As a team, you could brainstorm using a mind map to think of specific tests that might be needed for a feature or story. By involving the whole team, you get multiple perspectives.

  1. When do we start testing?
  • Using practices like ATDD (acceptance test driven development) means that you involve the whole team from the beginning. Note: You may know this practice as BDD (behavioural driven development) or SBE (specification by example). The product owner – with acceptance tests, the team – vetting those tests using example to get to shared understanding of what we are going to build, collaborating with programmers to decide what automation we need, automating, exploring, etc., finishing up with the product owner (hopefully) accepting. And then, there’s UAT, and load, and ………
  • In other words, the whole team needs to be involved to help solve this problem.

    Testing-Team-2

  1. What testing artifacts do we need? Considerations – regulatory, business needs, team needs.
  • If we think about automated test results, you would probably need programmers or operations to help get the continuous results displayed and kept.
  • We need to understand what the needs are from a regulatory and / or business standpoint, so we would need their viewpoints.
  • How do we show coverage? Either automated / exploratory.
  • What is the value of any artifacts created, either within the team or external to the team? Is there a way we could make it simpler? When all team members are part of this discussion, often we can find simpler ways of doing things.
  1. How do we automate tests?
  • Using models such as the automation test pyramid, we can use the whole team to discuss which layer would be appropriate for any given test, thinking about value, visibility and maintenance. Better choices are made when the whole team is involved since it raises the level of transparency and trust within the team.
  1. What else is worth automating?
  • Just asking this question, opens the door for programmers to help testers or business users with automation, or testers to ask for help in automating or learning new tools to help them in their work.

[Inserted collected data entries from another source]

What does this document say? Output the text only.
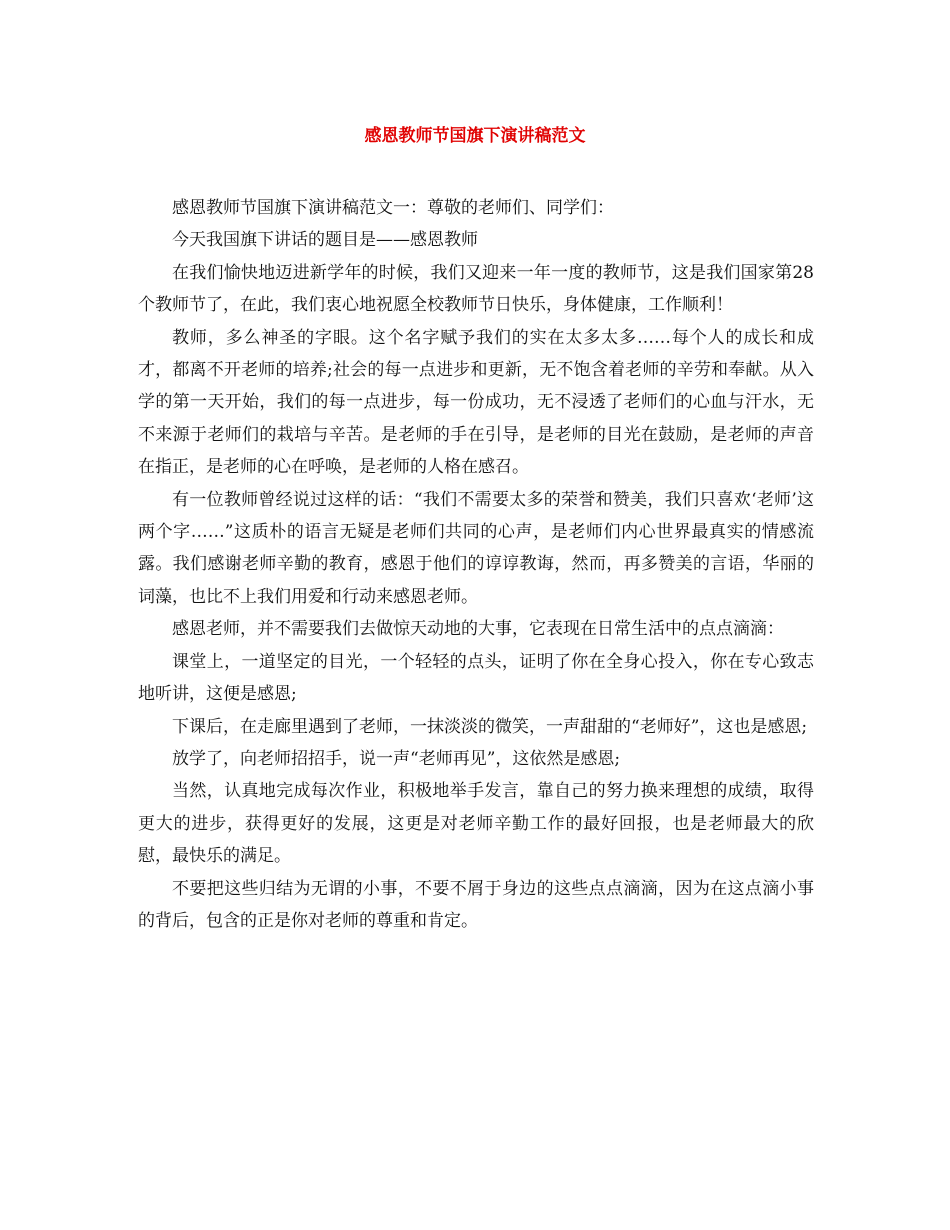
感恩教师节国旗下演讲稿范文

感恩教师节国旗下演讲稿范文一：尊敬的老师们、同学们：

今天我国旗下讲话的题目是——感恩教师

在我们愉快地迈进新学年的时候，我们又迎来一年一度的教师节，这是我们国家第28个教师节了，在此，我们衷心地祝愿全校教师节日快乐，身体健康，工作顺利！

教师，多么神圣的字眼。这个名字赋予我们的实在太多太多……每个人的成长和成才，都离不开老师的培养;社会的每一点进步和更新，无不饱含着老师的辛劳和奉献。从入学的第一天开始，我们的每一点进步，每一份成功，无不浸透了老师们的心血与汗水，无不来源于老师们的栽培与辛苦。是老师的手在引导，是老师的目光在鼓励，是老师的声音在指正，是老师的心在呼唤，是老师的人格在感召。

有一位教师曾经说过这样的话：“我们不需要太多的荣誉和赞美，我们只喜欢‘老师’这两个字……”这质朴的语言无疑是老师们共同的心声，是老师们内心世界最真实的情感流露。我们感谢老师辛勤的教育，感恩于他们的谆谆教诲，然而，再多赞美的言语，华丽的词藻，也比不上我们用爱和行动来感恩老师。

感恩老师，并不需要我们去做惊天动地的大事，它表现在日常生活中的点点滴滴：

课堂上，一道坚定的目光，一个轻轻的点头，证明了你在全身心投入，你在专心致志地听讲，这便是感恩;

下课后，在走廊里遇到了老师，一抹淡淡的微笑，一声甜甜的“老师好”，这也是感恩;

放学了，向老师招招手，说一声“老师再见”，这依然是感恩;

当然，认真地完成每次作业，积极地举手发言，靠自己的努力换来理想的成绩，取得更大的进步，获得更好的发展，这更是对老师辛勤工作的最好回报，也是老师最大的欣慰，最快乐的满足。

不要把这些归结为无谓的小事，不要不屑于身边的这些点点滴滴，因为在这点滴小事的背后，包含的正是你对老师的尊重和肯定。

As you can see, none of these testing challenges are small, but in my experience when the whole team starts to look at testing as a team problem, then the solutions are tackled in a completely different way using everyone’s strengths. If the testing problem is solved, by its very nature, the quality of the product will rise.

Remember two questions to ask if nothing else.

  1. What is the business problem we are trying to solve? — so, you can test for that.
  2. How are we going to test that? – for every story and feature to help make them testable within the system.